SKILLS
Deep learning
Our platform - machine learning for industrial use
MABRI.VISION has developed the DEEP.MV software platform for the application of modern deep learning and AI technologies in the industrial environment. The platform combines all the necessary components and enables use at the plant level.
Possible uses
Our deep learning platform is ideal for applications where rule-based approaches are challenging or fail. This applies above all to test applications with a wide range of variants and error characteristics, such as varying surface and structural properties. The MABRI.VISION platform can be used optimally where, due to the complexity, primarily manual and manual checks are carried out using error catalogs.
The classification forms the basis for many quality assurance tasks. In the application, there is no need for time-consuming labeling of data - it is sufficient to categorize images.

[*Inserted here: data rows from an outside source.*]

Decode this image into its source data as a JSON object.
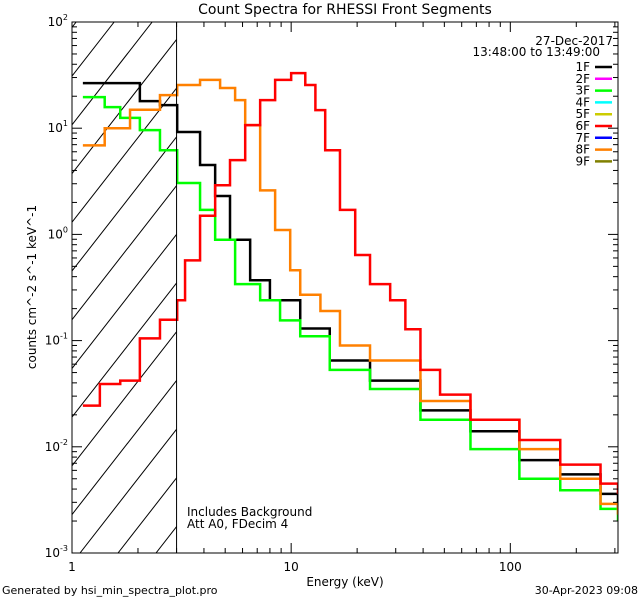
{
  "chart_data": {
    "type": "line",
    "title": "Count Spectra for RHESSI Front Segments",
    "xlabel": "Energy (keV)",
    "ylabel": "counts cm^-2 s^-1 keV^-1",
    "ylabel_parts": [
      "counts cm",
      "-2",
      " s",
      "-1",
      " keV",
      "-1"
    ],
    "xscale": "log",
    "yscale": "log",
    "xlim": [
      1,
      310
    ],
    "ylim": [
      0.001,
      100
    ],
    "x_tick_labels": [
      {
        "v": 1,
        "label": "1"
      },
      {
        "v": 10,
        "label": "10"
      },
      {
        "v": 100,
        "label": "100"
      }
    ],
    "y_tick_labels": [
      {
        "v": 100,
        "exp": "2"
      },
      {
        "v": 10,
        "exp": "1"
      },
      {
        "v": 1,
        "exp": "0"
      },
      {
        "v": 0.1,
        "exp": "-1"
      },
      {
        "v": 0.01,
        "exp": "-2"
      },
      {
        "v": 0.001,
        "exp": "-3"
      }
    ],
    "y_tick_base": "10",
    "hatched_region_keV": [
      1,
      3
    ],
    "legend": {
      "placement": "top-right",
      "date": "27-Dec-2017",
      "time_range": "13:48:00 to 13:49:00",
      "entries": [
        {
          "label": "1F",
          "color": "#000000"
        },
        {
          "label": "2F",
          "color": "#ff00ff"
        },
        {
          "label": "3F",
          "color": "#00ff00"
        },
        {
          "label": "4F",
          "color": "#00ffff"
        },
        {
          "label": "5F",
          "color": "#cccc00"
        },
        {
          "label": "6F",
          "color": "#ff0000"
        },
        {
          "label": "7F",
          "color": "#0000ff"
        },
        {
          "label": "8F",
          "color": "#ff8000"
        },
        {
          "label": "9F",
          "color": "#808000"
        }
      ]
    },
    "annotations": [
      "Includes Background",
      "Att A0, FDecim 4"
    ],
    "series": [
      {
        "name": "1F",
        "color": "#000000",
        "x": [
          1.18,
          2.04,
          2.52,
          3.02,
          3.84,
          4.5,
          5.26,
          6.5,
          8.0,
          11.0,
          15.0,
          22.9,
          38.9,
          65.8,
          110,
          169,
          258,
          310
        ],
        "y": [
          26.6,
          18,
          16.5,
          9.2,
          4.5,
          2.3,
          0.89,
          0.37,
          0.24,
          0.13,
          0.065,
          0.042,
          0.022,
          0.014,
          0.0075,
          0.0055,
          0.0036,
          0.0026
        ]
      },
      {
        "name": "3F",
        "color": "#00ff00",
        "x": [
          1.18,
          1.41,
          1.66,
          2.04,
          2.52,
          3.02,
          3.84,
          4.5,
          5.55,
          7.22,
          8.9,
          11.0,
          15.0,
          22.9,
          38.9,
          65.8,
          110,
          169,
          258,
          310
        ],
        "y": [
          19.6,
          15.8,
          12.5,
          9.6,
          6.2,
          3.05,
          1.7,
          0.89,
          0.34,
          0.24,
          0.155,
          0.11,
          0.053,
          0.035,
          0.018,
          0.0095,
          0.005,
          0.0039,
          0.0026,
          0.002
        ]
      },
      {
        "name": "8F",
        "color": "#ff8000",
        "x": [
          1.18,
          1.41,
          1.84,
          2.52,
          3.02,
          3.84,
          4.74,
          5.55,
          6.17,
          7.22,
          8.45,
          9.9,
          11.0,
          13.6,
          16.7,
          22.9,
          38.9,
          65.8,
          110,
          169,
          258,
          310
        ],
        "y": [
          6.9,
          10.0,
          14.9,
          20.5,
          25.5,
          28.5,
          23.9,
          18.4,
          10.7,
          2.6,
          1.1,
          0.46,
          0.27,
          0.19,
          0.09,
          0.065,
          0.027,
          0.018,
          0.0095,
          0.005,
          0.0029,
          0.0023
        ]
      },
      {
        "name": "6F",
        "color": "#ff0000",
        "x": [
          1.18,
          1.34,
          1.66,
          2.04,
          2.52,
          3.02,
          3.28,
          3.84,
          4.5,
          5.26,
          6.17,
          7.22,
          8.45,
          10.0,
          11.6,
          12.9,
          14.3,
          16.7,
          19.6,
          22.9,
          28.3,
          33.2,
          38.9,
          47.8,
          65.8,
          110,
          169,
          258,
          310
        ],
        "y": [
          0.0244,
          0.039,
          0.042,
          0.105,
          0.157,
          0.24,
          0.57,
          1.5,
          2.9,
          5.0,
          10.7,
          18.4,
          28.5,
          33,
          25.5,
          14.8,
          6.2,
          1.7,
          0.64,
          0.34,
          0.24,
          0.128,
          0.053,
          0.031,
          0.018,
          0.0116,
          0.0068,
          0.0045,
          0.0036
        ]
      }
    ]
  },
  "footer": {
    "generated_by": "Generated by hsi_min_spectra_plot.pro",
    "timestamp": "30-Apr-2023 09:08"
  }
}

Error detection in flushing tabs
scratch
started
not ok
Web error
OK
Web error
Hole
Completeness check
Position check
Attendance control
Injection molding defects
scratch
Pores and grooves
Segmentation is always important when objects, structures or errors need to be identified and isolated very precisely. This information can be used, for example, for process optimization
Chip detection
textiles
Rinse tabs
Incorrect sorting
foreign body
Circuit boards
Microstructures
Surfaces ex. Glue residue
DOT code on tires
Font recognition
Your advantages
- All from a single source
MABRI.VISION provides you with everything you need for your application. In this way, you avoid using partial and isolated solutions that do not interlock and are therefore difficult to maintain. In addition to the software application, we primarily supply the necessary sensor systems, test platforms and services for your production process.
- Save costs
By using our lean AI platform, challenging applications in the industrial environment can also be solved cost-effectively. Manual and time-consuming test steps can thus be omitted.

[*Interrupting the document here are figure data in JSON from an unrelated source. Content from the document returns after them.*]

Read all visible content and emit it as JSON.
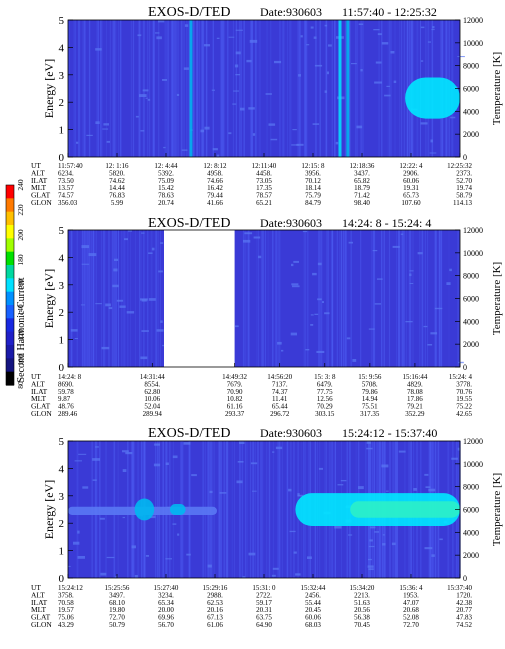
{
  "colorbar": {
    "label": "Second Harmonic Current",
    "ticks": [
      "240",
      "220",
      "200",
      "180",
      "160",
      "140",
      "120",
      "100",
      "80"
    ],
    "range": [
      80,
      240
    ],
    "colors": [
      "#ff0000",
      "#ff7a00",
      "#ffc000",
      "#ffff00",
      "#a0ff00",
      "#00e000",
      "#00d8a0",
      "#00e0ff",
      "#0090ff",
      "#1860ff",
      "#1828e0",
      "#2020c8",
      "#1a1aa8",
      "#141480",
      "#000000"
    ]
  },
  "palette": {
    "background": "#3a3ad6",
    "stripe": "#4a58ee",
    "weak": "#5a78f4",
    "medium": "#00b8f0",
    "strong": "#00e8ff",
    "core": "#2cf0c8",
    "gap": "#ffffff"
  },
  "row_labels": [
    "UT",
    "ALT",
    "ILAT",
    "MLT",
    "GLAT",
    "GLON"
  ],
  "chart_data": [
    {
      "type": "heatmap",
      "title": "EXOS-D/TED",
      "date_text": "Date:930603",
      "time_range_text": "11:57:40 - 12:25:32",
      "ylabel": "Energy [eV]",
      "ylim": [
        0,
        5
      ],
      "yticks": [
        "0",
        "1",
        "2",
        "3",
        "4",
        "5"
      ],
      "y2label": "Temperature [K]",
      "y2lim": [
        0,
        12000
      ],
      "y2ticks": [
        "0",
        "2000",
        "4000",
        "6000",
        "8000",
        "10000",
        "12000"
      ],
      "gap": null,
      "features": [
        {
          "kind": "spike",
          "x": 0.31,
          "strength": "medium"
        },
        {
          "kind": "spike",
          "x": 0.69,
          "strength": "strong"
        },
        {
          "kind": "spike",
          "x": 0.71,
          "strength": "medium"
        },
        {
          "kind": "blob",
          "x0": 0.86,
          "x1": 1.0,
          "e0": 1.4,
          "e1": 2.9,
          "strength": "strong"
        }
      ],
      "columns": [
        {
          "UT": "11:57:40",
          "ALT": "6234.",
          "ILAT": "73.50",
          "MLT": "13.57",
          "GLAT": "74.57",
          "GLON": "356.03"
        },
        {
          "UT": "12: 1:16",
          "ALT": "5820.",
          "ILAT": "74.62",
          "MLT": "14.44",
          "GLAT": "76.83",
          "GLON": "5.99"
        },
        {
          "UT": "12: 4:44",
          "ALT": "5392.",
          "ILAT": "75.09",
          "MLT": "15.42",
          "GLAT": "78.63",
          "GLON": "20.74"
        },
        {
          "UT": "12: 8:12",
          "ALT": "4958.",
          "ILAT": "74.66",
          "MLT": "16.42",
          "GLAT": "79.44",
          "GLON": "41.66"
        },
        {
          "UT": "12:11:40",
          "ALT": "4458.",
          "ILAT": "73.05",
          "MLT": "17.35",
          "GLAT": "78.57",
          "GLON": "65.21"
        },
        {
          "UT": "12:15: 8",
          "ALT": "3956.",
          "ILAT": "70.12",
          "MLT": "18.14",
          "GLAT": "75.79",
          "GLON": "84.79"
        },
        {
          "UT": "12:18:36",
          "ALT": "3437.",
          "ILAT": "65.82",
          "MLT": "18.79",
          "GLAT": "71.42",
          "GLON": "98.40"
        },
        {
          "UT": "12:22: 4",
          "ALT": "2906.",
          "ILAT": "60.06",
          "MLT": "19.31",
          "GLAT": "65.73",
          "GLON": "107.60"
        },
        {
          "UT": "12:25:32",
          "ALT": "2373.",
          "ILAT": "52.70",
          "MLT": "19.74",
          "GLAT": "58.79",
          "GLON": "114.13"
        }
      ]
    },
    {
      "type": "heatmap",
      "title": "EXOS-D/TED",
      "date_text": "Date:930603",
      "time_range_text": "14:24: 8 - 15:24: 4",
      "ylabel": "Energy [eV]",
      "ylim": [
        0,
        5
      ],
      "yticks": [
        "0",
        "1",
        "2",
        "3",
        "4",
        "5"
      ],
      "y2label": "Temperature [K]",
      "y2lim": [
        0,
        12000
      ],
      "y2ticks": [
        "0",
        "2000",
        "4000",
        "6000",
        "8000",
        "10000",
        "12000"
      ],
      "gap": {
        "x0": 0.245,
        "x1": 0.425
      },
      "features": [],
      "columns": [
        {
          "UT": "14:24: 8",
          "ALT": "8690.",
          "ILAT": "59.78",
          "MLT": "9.87",
          "GLAT": "48.76",
          "GLON": "289.46"
        },
        {
          "UT": "14:31:44",
          "ALT": "8554.",
          "ILAT": "62.80",
          "MLT": "10.06",
          "GLAT": "52.04",
          "GLON": "289.94"
        },
        {
          "UT": "14:49:32",
          "ALT": "7679.",
          "ILAT": "70.90",
          "MLT": "10.82",
          "GLAT": "61.16",
          "GLON": "293.37"
        },
        {
          "UT": "14:56:20",
          "ALT": "7137.",
          "ILAT": "74.37",
          "MLT": "11.41",
          "GLAT": "65.44",
          "GLON": "296.72"
        },
        {
          "UT": "15: 3: 8",
          "ALT": "6479.",
          "ILAT": "77.75",
          "MLT": "12.56",
          "GLAT": "70.29",
          "GLON": "303.15"
        },
        {
          "UT": "15: 9:56",
          "ALT": "5708.",
          "ILAT": "79.86",
          "MLT": "14.94",
          "GLAT": "75.51",
          "GLON": "317.35"
        },
        {
          "UT": "15:16:44",
          "ALT": "4829.",
          "ILAT": "78.08",
          "MLT": "17.86",
          "GLAT": "79.21",
          "GLON": "352.29"
        },
        {
          "UT": "15:24: 4",
          "ALT": "3778.",
          "ILAT": "70.76",
          "MLT": "19.55",
          "GLAT": "75.22",
          "GLON": "42.65"
        }
      ]
    },
    {
      "type": "heatmap",
      "title": "EXOS-D/TED",
      "date_text": "Date:930603",
      "time_range_text": "15:24:12 - 15:37:40",
      "ylabel": "Energy [eV]",
      "ylim": [
        0,
        5
      ],
      "yticks": [
        "0",
        "1",
        "2",
        "3",
        "4",
        "5"
      ],
      "y2label": "Temperature [K]",
      "y2lim": [
        0,
        12000
      ],
      "y2ticks": [
        "0",
        "2000",
        "4000",
        "6000",
        "8000",
        "10000",
        "12000"
      ],
      "gap": null,
      "features": [
        {
          "kind": "band",
          "x0": 0.0,
          "x1": 0.38,
          "e0": 2.3,
          "e1": 2.6,
          "strength": "weak"
        },
        {
          "kind": "blob",
          "x0": 0.17,
          "x1": 0.22,
          "e0": 2.1,
          "e1": 2.9,
          "strength": "medium"
        },
        {
          "kind": "blob",
          "x0": 0.26,
          "x1": 0.3,
          "e0": 2.3,
          "e1": 2.7,
          "strength": "medium"
        },
        {
          "kind": "band",
          "x0": 0.58,
          "x1": 1.0,
          "e0": 1.9,
          "e1": 3.1,
          "strength": "strong"
        },
        {
          "kind": "band",
          "x0": 0.72,
          "x1": 1.0,
          "e0": 2.2,
          "e1": 2.8,
          "strength": "core"
        }
      ],
      "columns": [
        {
          "UT": "15:24:12",
          "ALT": "3758.",
          "ILAT": "70.58",
          "MLT": "19.57",
          "GLAT": "75.06",
          "GLON": "43.29"
        },
        {
          "UT": "15:25:56",
          "ALT": "3497.",
          "ILAT": "68.10",
          "MLT": "19.80",
          "GLAT": "72.70",
          "GLON": "50.79"
        },
        {
          "UT": "15:27:40",
          "ALT": "3234.",
          "ILAT": "65.34",
          "MLT": "20.00",
          "GLAT": "69.96",
          "GLON": "56.70"
        },
        {
          "UT": "15:29:16",
          "ALT": "2988.",
          "ILAT": "62.53",
          "MLT": "20.16",
          "GLAT": "67.13",
          "GLON": "61.06"
        },
        {
          "UT": "15:31: 0",
          "ALT": "2722.",
          "ILAT": "59.17",
          "MLT": "20.31",
          "GLAT": "63.75",
          "GLON": "64.90"
        },
        {
          "UT": "15:32:44",
          "ALT": "2456.",
          "ILAT": "55.44",
          "MLT": "20.45",
          "GLAT": "60.06",
          "GLON": "68.03"
        },
        {
          "UT": "15:34:20",
          "ALT": "2213.",
          "ILAT": "51.63",
          "MLT": "20.56",
          "GLAT": "56.38",
          "GLON": "70.45"
        },
        {
          "UT": "15:36: 4",
          "ALT": "1953.",
          "ILAT": "47.07",
          "MLT": "20.68",
          "GLAT": "52.08",
          "GLON": "72.70"
        },
        {
          "UT": "15:37:40",
          "ALT": "1720.",
          "ILAT": "42.38",
          "MLT": "20.77",
          "GLAT": "47.83",
          "GLON": "74.52"
        }
      ]
    }
  ]
}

- Solving complex problems
Deep learning technology can be used to solve applications that are very challenging or cannot be solved satisfactorily with classic image processing. This opens up completely new possibilities in quality assurance.
- The right solution
As a universal solution provider for optical production metrology, we take a close look at your application. We only use our deep learning technologies when and to the extent that it makes sense for the application. In this way you avoid incorrect results and excessive development costs. In addition, we map all other essential components in quality assurance, including calibration and traceability.
- Stay flexible
One challenge of the current development trends in the industry is modular production with ever shorter production cycles. Machine learning processes keep you flexible and allow you to adapt your production adaptively and independently.
- Future proof
The development in the field of deep learning is progressing very quickly. Our AI platform is therefore constantly being expanded and relies on established standards in research and development. This continuous development enables you to always use the latest technologies in the future.
Practical example: Error detection on socks
Machine learning processes can be used wherever rule-based approaches are difficult to implement.
Web error
Hole
Practical example: Defect detection on metal pipes
Span
Weld seam defect
Process flow
Deep learning methods are based on artificial neural networks.
These networks are inspired by the (biological) neural networks, i.e. part of a nervous system. Artificial neural networks are built in layers. A layer or level consists of several artificial neurons. There are several hidden levels between an entrance and exit level. The name "deep" neural network gets the structure because of exactly these hidden levels.